The following article by Archbishop John McDowell is published in today’s Belfast Telegraph in relation to the Protocol on Ireland/Northern Ireland and the current political situation.

I can’t remember a more difficult or more polarised moment in Northern Ireland or in the relationships between the UK and Ireland over the past 20 years. The friction and the drama have many causes, but events have come together to create a moment of real jeopardy.

The issue which is acting as a symbol for wider community and international tension at the moment is the Protocol on Ireland/Northern Ireland. The origins of the Protocol are relatively straightforward, but it has become fantastically complex in its development and the range of ills now being attributed to it, or threatened in consequence of it.

Very few people will have the time or the expert knowledge to master the detail of the Protocol. But it is, by its very objectives, tied to the 1998 Agreement. As such, it is a great pity that it has provoked a degree of partisanship which now seems to militate against a consensual outcome. But the debates around Brexit and the Protocol do not stray far from questions of peace, political stability or constitutional futures.

My own instinct is that it might be wiser at this time to reflect for a moment on how, as a society that has to live in this small space, we might approach the current challenges together, rather than choosing between what have become a rather rigid set of narratives and fixes.

As a disciple of Jesus Christ who also happens to be a Church Leader, the principal questions which I need to ask myself at this time are “how will what I do or say express my discipleship of Jesus Christ?” and “how will it contribute to the common good?”

Church Leaders are not party political figures nor are we the accredited representatives of any political community. I would guess that the majority of Church of Ireland people in Northern Ireland are unionists of one sort or another and most Church of Ireland people in the Republic of Ireland are broadly nationalist. Probably there is also a substantial minority (particularly) of under–40s in both jurisdictions who would class themselves as “neither” or

“other”. Fortunately there are a large number of elected representatives from political parties or political communities who are able and willing to speak for all these groups.

So as a Church Leader I do not speak for, with, or to the Church, or to broader society in that way. It is not for me as a Church Leader to parade the political affiliation of Church of Ireland people in those terms. In many ways, their political or constitutional affiliation is none of my business. This alignment of denominational and political affiliation has been a feature of our history and has only succeeded in making many in society suspicious of where the Church’s conclusive loyalty really lies. In doing so, it has impeded the Church’s usefulness in the world and has at times also cheapened the Gospel and its implications.

The God and Father of Our Lord Jesus Christ is not a Unionist or a Nationalist,

or a ‘Neither’. He is the Sovereign Lord of all peoples, a God of justice and generosity, who desires the good of all.
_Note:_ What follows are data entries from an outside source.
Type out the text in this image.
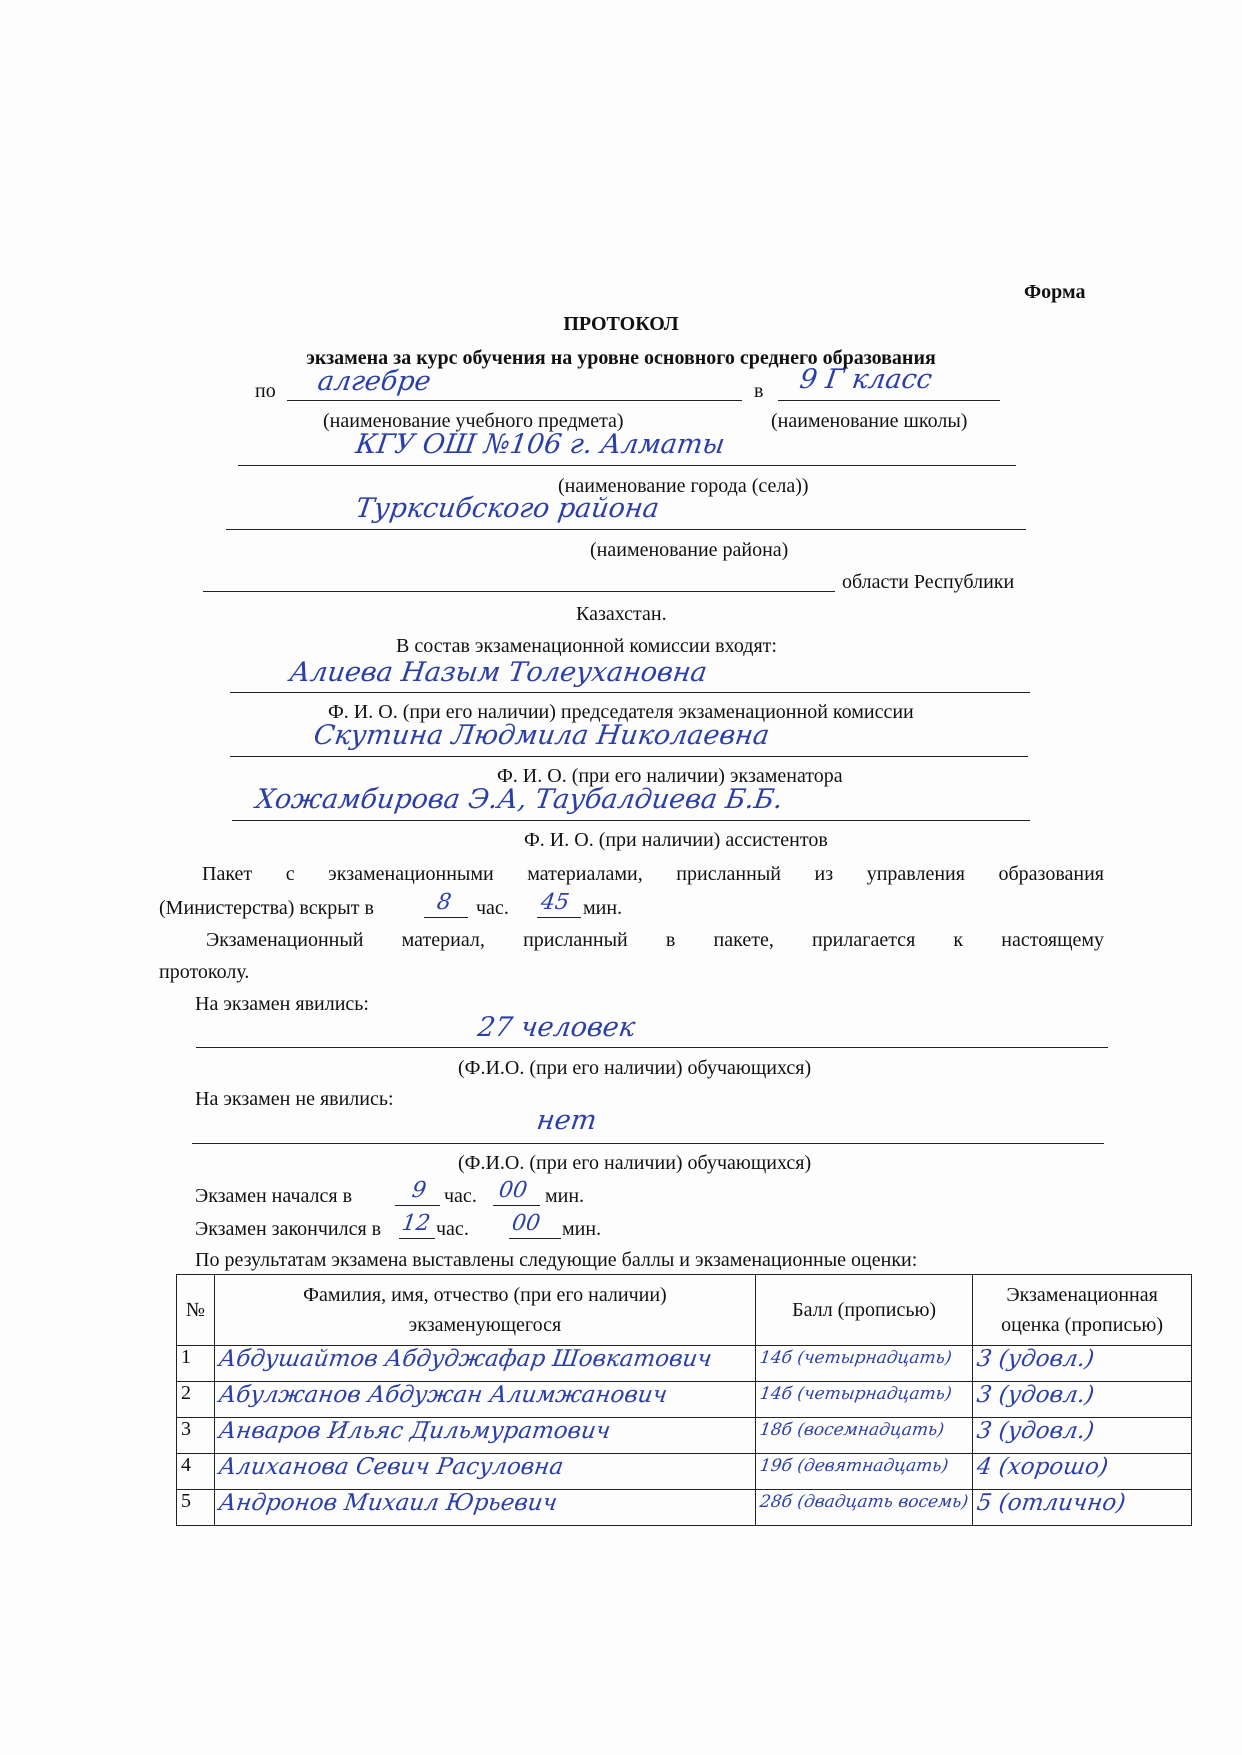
Форма
ПРОТОКОЛ
экзамена за курс обучения на уровне основного среднего образования
по алгебре	в 9 Г класс
(наименование учебного предмета)	(наименование школы)
КГУ ОШ №106 г. Алматы
(наименование города (села))
Турксибского района
(наименование района)
области Республики
Казахстан.
В состав экзаменационной комиссии входят:
Алиева Назым Толеухановна
Ф. И. О. (при его наличии) председателя экзаменационной комиссии
Скутина Людмила Николаевна
Ф. И. О. (при его наличии) экзаменатора
Хожамбирова Э.А, Таубалдиева Б.Б.
Ф. И. О. (при наличии) ассистентов
Пакет с экзаменационными материалами, присланный из управления образования
(Министерства) вскрыт в	8 час. 45 мин.
Экзаменационный материал, присланный в пакете, прилагается к настоящему
протоколу.
На экзамен явились:
27 человек
(Ф.И.О. (при его наличии) обучающихся)
На экзамен не явились:
нет
(Ф.И.О. (при его наличии) обучающихся)
Экзамен начался в	9 час. 00 мин.
Экзамен закончился в 12 час. 00 мин.
По результатам экзамена выставлены следующие баллы и экзаменационные оценки:
№	Фамилия, имя, отчество (при его наличии) экзаменующегося	Балл (прописью)	Экзаменационная оценка (прописью)
1	Абдушайтов Абдуджафар Шовкатович	14б (четырнадцать)	3 (удовл.)
2	Абулжанов Абдужан Алимжанович	14б (четырнадцать)	3 (удовл.)
3	Анваров Ильяс Дильмуратович	18б (восемнадцать)	3 (удовл.)
4	Алиханова Севич Расуловна	19б (девятнадцать)	4 (хорошо)
5	Андронов Михаил Юрьевич	28б (двадцать восемь)	5 (отлично)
For those of us whose churches are organised on an all–island basis, this is especially important to remember.

Brexit, the issue which created the need for a Protocol, has been undoubtedly divisive throughout the UK. Yet there is only one place where those divisions are seen as threatening violent disruption and social disintegration.

This is particularly so because shadowy groups who once had some electoral credibility, but who have now re–transitioned to their core competencies of drug dealing, extortion and oppressing their own communities, are trying to exert political pressure via their proxies. Perhaps it is important that opinion from the shadows is brought into the open; perhaps not. In any case, there will always be something of the night about it.
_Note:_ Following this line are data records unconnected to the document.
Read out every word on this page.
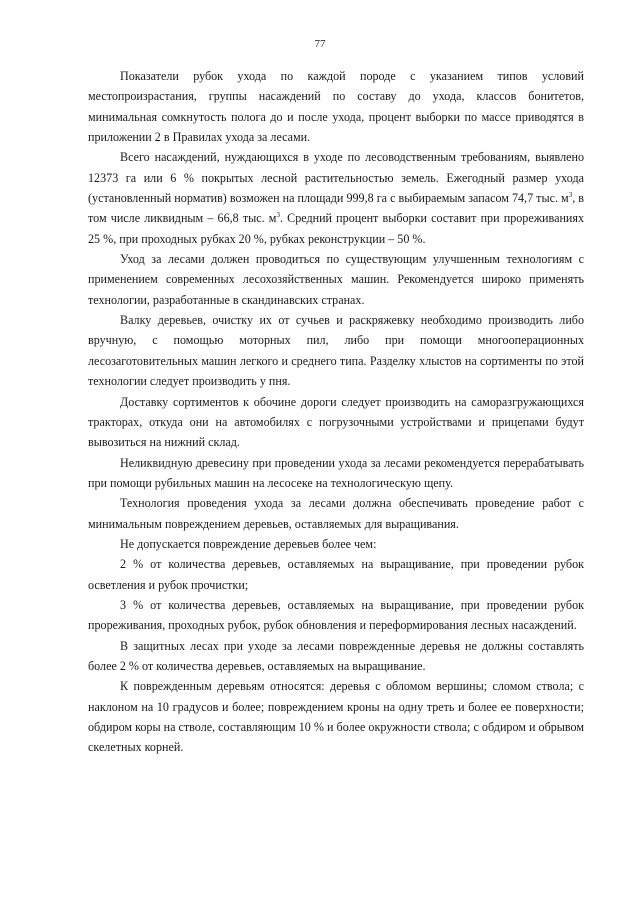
77

Показатели рубок ухода по каждой породе с указанием типов условий местопроизрастания, группы насаждений по составу до ухода, классов бонитетов, минимальная сомкнутость полога до и после ухода, процент выборки по массе приводятся в приложении 2 в Правилах ухода за лесами.

Всего насаждений, нуждающихся в уходе по лесоводственным требованиям, выявлено 12373 га или 6 % покрытых лесной растительностью земель. Ежегодный размер ухода (установленный норматив) возможен на площади 999,8 га с выбираемым запасом 74,7 тыс. $м^3$, в том числе ликвидным – 66,8 тыс. $м^3$. Средний процент выборки составит при прореживаниях 25 %, при проходных рубках 20 %, рубках реконструкции – 50 %.

Уход за лесами должен проводиться по существующим улучшенным технологиям с применением современных лесохозяйственных машин. Рекомендуется широко применять технологии, разработанные в скандинавских странах.

Валку деревьев, очистку их от сучьев и раскряжевку необходимо производить либо вручную, с помощью моторных пил, либо при помощи многооперационных лесозаготовительных машин легкого и среднего типа. Разделку хлыстов на сортименты по этой технологии следует производить у пня.

Доставку сортиментов к обочине дороги следует производить на саморазгружающихся тракторах, откуда они на автомобилях с погрузочными устройствами и прицепами будут вывозиться на нижний склад.

Неликвидную древесину при проведении ухода за лесами рекомендуется перерабатывать при помощи рубильных машин на лесосеке на технологическую щепу.

Технология проведения ухода за лесами должна обеспечивать проведение работ с минимальным повреждением деревьев, оставляемых для выращивания.

Не допускается повреждение деревьев более чем:

2 % от количества деревьев, оставляемых на выращивание, при проведении рубок осветления и рубок прочистки;

3 % от количества деревьев, оставляемых на выращивание, при проведении рубок прореживания, проходных рубок, рубок обновления и переформирования лесных насаждений.

В защитных лесах при уходе за лесами поврежденные деревья не должны составлять более 2 % от количества деревьев, оставляемых на выращивание.

К поврежденным деревьям относятся: деревья с обломом вершины; сломом ствола; с наклоном на 10 градусов и более; повреждением кроны на одну треть и более ее поверхности; обдиром коры на стволе, составляющим 10 % и более окружности ствола; с обдиром и обрывом скелетных корней.
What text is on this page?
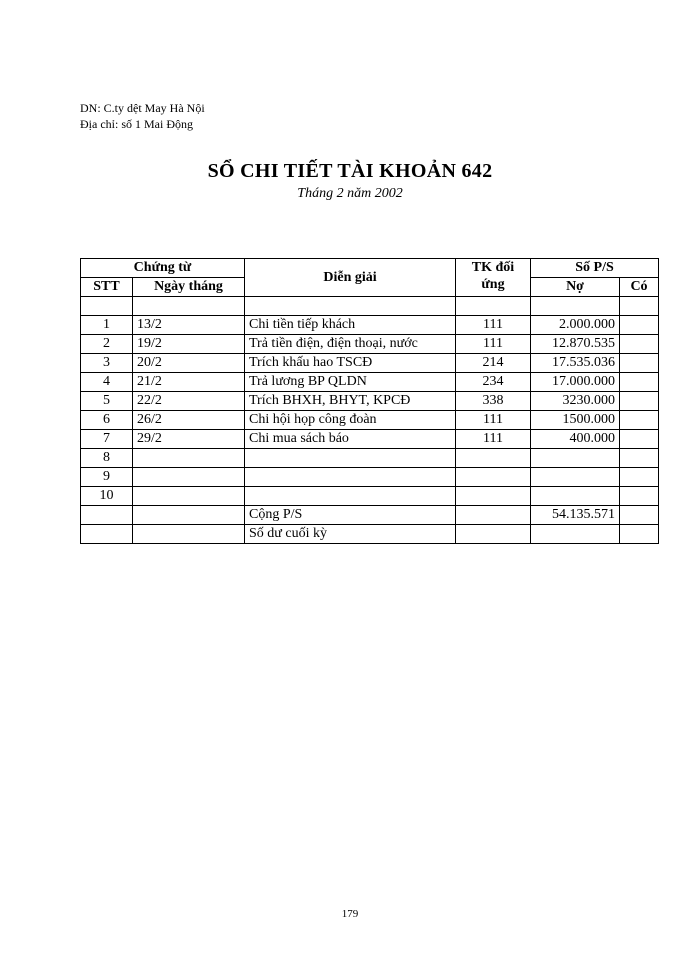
DN: C.ty dệt May Hà Nội
Địa chỉ: số 1 Mai Động
SỔ CHI TIẾT TÀI KHOẢN 642
Tháng 2 năm 2002
Chứng từ		Diễn giải	TK đối ứng	Số P/S	
STT	Ngày tháng			Nợ	Có

1	13/2	Chi tiền tiếp khách	111	2.000.000	
2	19/2	Trả tiền điện, điện thoại, nước	111	12.870.535	
3	20/2	Trích khấu hao TSCĐ	214	17.535.036	
4	21/2	Trả lương BP QLDN	234	17.000.000	
5	22/2	Trích BHXH, BHYT, KPCĐ	338	3230.000	
6	26/2	Chi hội họp công đoàn	111	1500.000	
7	29/2	Chi mua sách báo	111	400.000	
8					
9					
10					
		Cộng P/S		54.135.571	
		Số dư cuối kỳ			
179
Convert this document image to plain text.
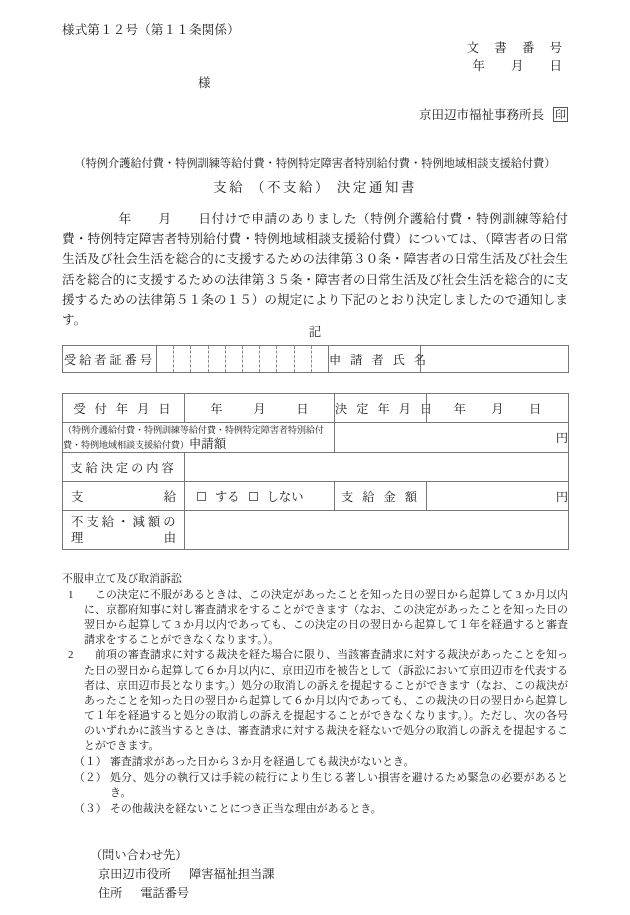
様式第１２号（第１１条関係）
文 書 番 号
年 月 日
様
京田辺市福祉事務所長 印
（特例介護給付費・特例訓練等給付費・特例特定障害者特別給付費・特例地域相談支援給付費）
支給 （不支給） 決定通知書
年 月 日付けで申請のありました（特例介護給付費・特例訓練等給付費・特例特定障害者特別給付費・特例地域相談支援給付費）については、（障害者の日常生活及び社会生活を総合的に支援するための法律第３０条・障害者の日常生活及び社会生活を総合的に支援するための法律第３５条・障害者の日常生活及び社会生活を総合的に支援するための法律第５１条の１５）の規定により下記のとおり決定しましたので通知します。
記
受給者証番号		申 請 者 氏 名	
受 付 年 月 日	年 月 日	決 定 年 月 日	年 月 日

（特例介護給付費・特例訓練等給付費・特例特定障害者特別給付費・特例地域相談支援給付費）申請額		円	
支給決定の内容			

支 給	する しない	支 給 金 額	円

不 支 給 ・ 減 額 の
理 由			

不服申立て及び取消訴訟
1 　この決定に不服があるときは、この決定があったことを知った日の翌日から起算して 3 か月以内に、京都府知事に対し審査請求をすることができます（なお、この決定があったことを知った日の翌日から起算して 3 か月以内であっても、この決定の日の翌日から起算して１年を経過すると審査請求をすることができなくなります。）。
2 　前項の審査請求に対する裁決を経た場合に限り、当該審査請求に対する裁決があったことを知った日の翌日から起算して６か月以内に、京田辺市を被告として（訴訟において京田辺市を代表する者は、京田辺市長となります。）処分の取消しの訴えを提起することができます（なお、この裁決があったことを知った日の翌日から起算して６か月以内であっても、この裁決の日の翌日から起算して１年を経過すると処分の取消しの訴えを提起することができなくなります。）。ただし、次の各号のいずれかに該当するときは、審査請求に対する裁決を経ないで処分の取消しの訴えを提起することができます。
（１） 審査請求があった日から３か月を経過しても裁決がないとき。
（２） 処分、処分の執行又は手続の続行により生じる著しい損害を避けるため緊急の必要があるとき。
（３） その他裁決を経ないことにつき正当な理由があるとき。
（問い合わせ先）
京田辺市役所 障害福祉担当課
住所 電話番号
In contrast, in a functioning democratic society, the views expressed by trade bodies, academics,

businesspeople, and even church people, are necessarily heard – those whose purpose is simply to inform from a base of knowledge or evidence, rather than to campaign. It is vital that their freedom to speak is respected and protected.

Of course, nothing can stop the poisoned imaginations behind anonymous Twitter accounts, but there should be no place for sneering asides from public figures towards those whose evidence doesn’t align with a particular narrative. That leads only to a nervous discussion and a shrivelled public space.

Northern Ireland has always had an electoral democracy, but it has not always had a democratic culture. Democracy in its fullest sense, is not like parenthood, automatically passed on to the next generation. The fundamentals are easy to forget, not least around what other generations called

“civility”; fairness and transparency in public debate. It is an insidious form of barbarism to say that

“politics is a rough old game” and therefore “anything goes”. The web of relationships and internalised decencies which make good societies work is much easier to unravel than to knit.

Brexit and the Protocol will continue to affect different parts of these islands in different ways and to provoke different fears from different quarters. We need to be very careful about what we say and what we listen to in these matters. Above all, we need to focus on what is our common interest in the here and now so that we might avoid what would divide us even more painfully in the future.

The Most Revd John McDowell is the Archbishop of Armagh and Primate of All Ireland.